You have spent a sig­nif­i­cant pe­riod of time work­ing on this Bill, and pre­sum­ably the above facts are well known to you al­ready. I apol­o­gise for re­peat­ing them for you here.

A short re­view of the per­for­mance of as­sisted dy­ing leg­is­la­tion in other coun­tries and states is in­cluded in my sub­mis­sion to you and your team in Fe­bru­ary this year.

Although the leg­is­la­tion of those other coun­tries and states pro­vided sim­i­lar safe­guards to those pro­posed by you, those safe­guards have largely been breached, as stated in my sub­mis­sion.

I be­lieve Hol­land is the worst ex­am­ple of this, where there are 39 rov­ing mo­bile clinics that pro­vide as­sisted sui­cide on de­mand, even af­ter an ap­pli­ca­tion has been re­jected by doc­tors, with­out any re­course to Dutch law to mod­ify the safe­guards.

I have read in the Press your re­sponses to chal­lenges of the safe­guards, where you as­sert that such breaches would be “im­pos­si­ble in New Zealand,”or that “this is cat­e­gor­i­cally not go­ing to hap­pen.”

Par­don my scep­ti­cism, but what would make New Zealand dif­fer­ent from, say, Hol­land, Canada, Wash­ing­ton State, Ore­gon State or Bel­gium, where the safe­guards have been rou­tinely and in­creas­ingly breached (as ev­i­denced in my sub­mis­sion)?

The track record in those other coun­tries and states is that the as­sisted dy­ing leg­is­la­tion has de­te­ri­o­rated into so­ci­ety’s ve­hi­cle for dis­pos­ing of un­wanted peo­ple, such as the de­pressed (sui­ci­dal), the dis­abled, the el­derly, the ad­dicted and the men­tally ill.

In De­cem­ber 2016, a Dutch sex abuse vic­tim in her 20s was al­lowed to choose euthana­sia.

You’re prob­a­bly aware that a sim­i­lar prin­ci­ple of ‘racial hy­giene’, which un­der­took not only to eu­thanase Aryan peo­ple with men­tal and phys­i­cal de­fects but also to ex­ter­mi­nate the Jews whole­sale, has been prac­tised be­fore by Nazi Ger­many un­der the lead­er­ship of Hein­rich Himm­ler (chief of the SS and the Gestapo).

I note with in­ter­est that you are of Nga­puhi de­scent on your mother’s side.
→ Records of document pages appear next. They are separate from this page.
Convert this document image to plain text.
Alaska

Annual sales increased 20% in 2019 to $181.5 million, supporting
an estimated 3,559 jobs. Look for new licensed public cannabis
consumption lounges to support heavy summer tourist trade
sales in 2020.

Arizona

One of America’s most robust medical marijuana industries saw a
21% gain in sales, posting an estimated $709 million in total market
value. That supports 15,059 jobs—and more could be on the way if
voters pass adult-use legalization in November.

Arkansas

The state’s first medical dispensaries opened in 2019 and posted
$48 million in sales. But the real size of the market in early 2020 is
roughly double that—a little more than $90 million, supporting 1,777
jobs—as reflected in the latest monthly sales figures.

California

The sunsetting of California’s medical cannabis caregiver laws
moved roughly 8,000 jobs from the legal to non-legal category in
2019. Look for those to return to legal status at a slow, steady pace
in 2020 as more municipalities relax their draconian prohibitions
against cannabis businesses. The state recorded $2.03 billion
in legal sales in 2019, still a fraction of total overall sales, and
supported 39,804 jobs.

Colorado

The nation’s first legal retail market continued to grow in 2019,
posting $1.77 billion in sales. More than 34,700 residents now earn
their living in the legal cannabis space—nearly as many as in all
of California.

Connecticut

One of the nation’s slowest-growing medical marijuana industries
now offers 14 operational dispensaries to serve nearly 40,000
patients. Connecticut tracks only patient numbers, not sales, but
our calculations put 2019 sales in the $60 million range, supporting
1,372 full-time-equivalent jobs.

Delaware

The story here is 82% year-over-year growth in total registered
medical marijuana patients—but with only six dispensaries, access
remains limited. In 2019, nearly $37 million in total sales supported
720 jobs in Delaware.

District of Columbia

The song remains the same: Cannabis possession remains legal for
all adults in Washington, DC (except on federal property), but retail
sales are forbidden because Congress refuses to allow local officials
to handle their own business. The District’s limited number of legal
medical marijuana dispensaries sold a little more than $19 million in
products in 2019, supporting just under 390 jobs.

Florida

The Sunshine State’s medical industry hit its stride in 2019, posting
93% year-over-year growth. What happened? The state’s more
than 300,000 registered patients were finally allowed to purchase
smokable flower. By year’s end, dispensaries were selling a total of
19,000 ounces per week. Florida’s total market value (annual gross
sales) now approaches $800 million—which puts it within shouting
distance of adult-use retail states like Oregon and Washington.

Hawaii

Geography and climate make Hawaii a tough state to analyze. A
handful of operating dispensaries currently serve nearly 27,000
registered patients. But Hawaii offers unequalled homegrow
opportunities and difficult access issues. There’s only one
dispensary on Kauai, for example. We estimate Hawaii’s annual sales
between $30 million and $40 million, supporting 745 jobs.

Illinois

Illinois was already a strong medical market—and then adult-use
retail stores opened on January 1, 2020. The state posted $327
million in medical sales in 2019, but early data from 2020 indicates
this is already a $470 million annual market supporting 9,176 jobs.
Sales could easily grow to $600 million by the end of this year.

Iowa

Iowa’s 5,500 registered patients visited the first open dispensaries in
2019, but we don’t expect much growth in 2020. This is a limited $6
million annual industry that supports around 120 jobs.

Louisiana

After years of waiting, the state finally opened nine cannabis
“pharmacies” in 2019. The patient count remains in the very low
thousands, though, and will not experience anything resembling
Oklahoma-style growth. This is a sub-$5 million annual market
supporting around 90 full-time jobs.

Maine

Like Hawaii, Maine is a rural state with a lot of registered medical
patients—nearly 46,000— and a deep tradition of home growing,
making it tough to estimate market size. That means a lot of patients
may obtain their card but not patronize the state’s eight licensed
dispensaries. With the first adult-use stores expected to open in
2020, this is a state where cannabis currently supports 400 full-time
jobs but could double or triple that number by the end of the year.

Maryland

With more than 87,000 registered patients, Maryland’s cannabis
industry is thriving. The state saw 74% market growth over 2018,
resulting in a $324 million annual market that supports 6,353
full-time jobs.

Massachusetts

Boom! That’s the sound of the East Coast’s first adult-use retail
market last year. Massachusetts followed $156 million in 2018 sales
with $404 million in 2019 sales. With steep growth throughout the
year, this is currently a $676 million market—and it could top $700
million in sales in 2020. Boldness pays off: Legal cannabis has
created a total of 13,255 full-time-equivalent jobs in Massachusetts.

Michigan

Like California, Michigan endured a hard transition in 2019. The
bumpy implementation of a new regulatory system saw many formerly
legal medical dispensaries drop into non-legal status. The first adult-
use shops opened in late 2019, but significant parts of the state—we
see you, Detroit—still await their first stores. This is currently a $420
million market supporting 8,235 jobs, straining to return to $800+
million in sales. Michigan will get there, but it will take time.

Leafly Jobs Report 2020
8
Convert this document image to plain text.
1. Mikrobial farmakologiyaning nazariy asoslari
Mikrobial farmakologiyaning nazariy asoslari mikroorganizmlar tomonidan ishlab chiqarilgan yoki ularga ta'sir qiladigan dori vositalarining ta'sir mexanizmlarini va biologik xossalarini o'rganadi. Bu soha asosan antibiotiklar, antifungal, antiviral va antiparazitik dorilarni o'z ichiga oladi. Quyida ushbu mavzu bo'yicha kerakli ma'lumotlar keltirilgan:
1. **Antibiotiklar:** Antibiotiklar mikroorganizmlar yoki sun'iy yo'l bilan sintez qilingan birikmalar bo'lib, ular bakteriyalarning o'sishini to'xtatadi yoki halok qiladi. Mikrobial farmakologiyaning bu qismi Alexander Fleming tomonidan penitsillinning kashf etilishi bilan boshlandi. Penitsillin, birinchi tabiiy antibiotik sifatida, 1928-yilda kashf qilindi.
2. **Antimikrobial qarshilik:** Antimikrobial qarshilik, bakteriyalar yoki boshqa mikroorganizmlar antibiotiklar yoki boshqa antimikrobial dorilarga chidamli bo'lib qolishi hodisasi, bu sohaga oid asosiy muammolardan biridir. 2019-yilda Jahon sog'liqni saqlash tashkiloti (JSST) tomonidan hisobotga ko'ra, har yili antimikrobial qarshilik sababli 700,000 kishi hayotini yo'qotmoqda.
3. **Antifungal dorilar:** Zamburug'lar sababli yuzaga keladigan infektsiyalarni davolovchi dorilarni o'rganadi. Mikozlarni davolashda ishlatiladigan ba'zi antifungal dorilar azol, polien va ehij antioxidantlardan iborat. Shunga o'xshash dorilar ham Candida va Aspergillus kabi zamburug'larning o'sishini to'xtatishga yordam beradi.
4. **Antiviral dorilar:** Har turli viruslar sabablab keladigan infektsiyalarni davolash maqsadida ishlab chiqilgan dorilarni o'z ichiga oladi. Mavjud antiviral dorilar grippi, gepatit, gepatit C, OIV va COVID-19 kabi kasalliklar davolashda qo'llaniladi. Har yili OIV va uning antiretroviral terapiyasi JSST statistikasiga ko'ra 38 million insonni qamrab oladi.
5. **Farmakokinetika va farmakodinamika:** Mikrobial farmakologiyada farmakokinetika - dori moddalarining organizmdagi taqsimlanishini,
Many of the young Nga­puhi men and women in North­land are ad­dicted to al­co­hol and metham­phetamine, with a trag­i­cally high rate of sui­cide.

If I am right in pre­dict­ing the mis­use of the po­ten­tial leg­is­la­tion to the ex­tent that those trou­bled and ad­dicted young peo­ple be­come some of the tar­gets, then you could be­come the pi­o­neer of leg­is­la­tion that re­sults in the in­sti­tu­tional mur­der of many of your own iwi.

I hope your con­science is ro­bust enough to bear that fu­ture bur­den.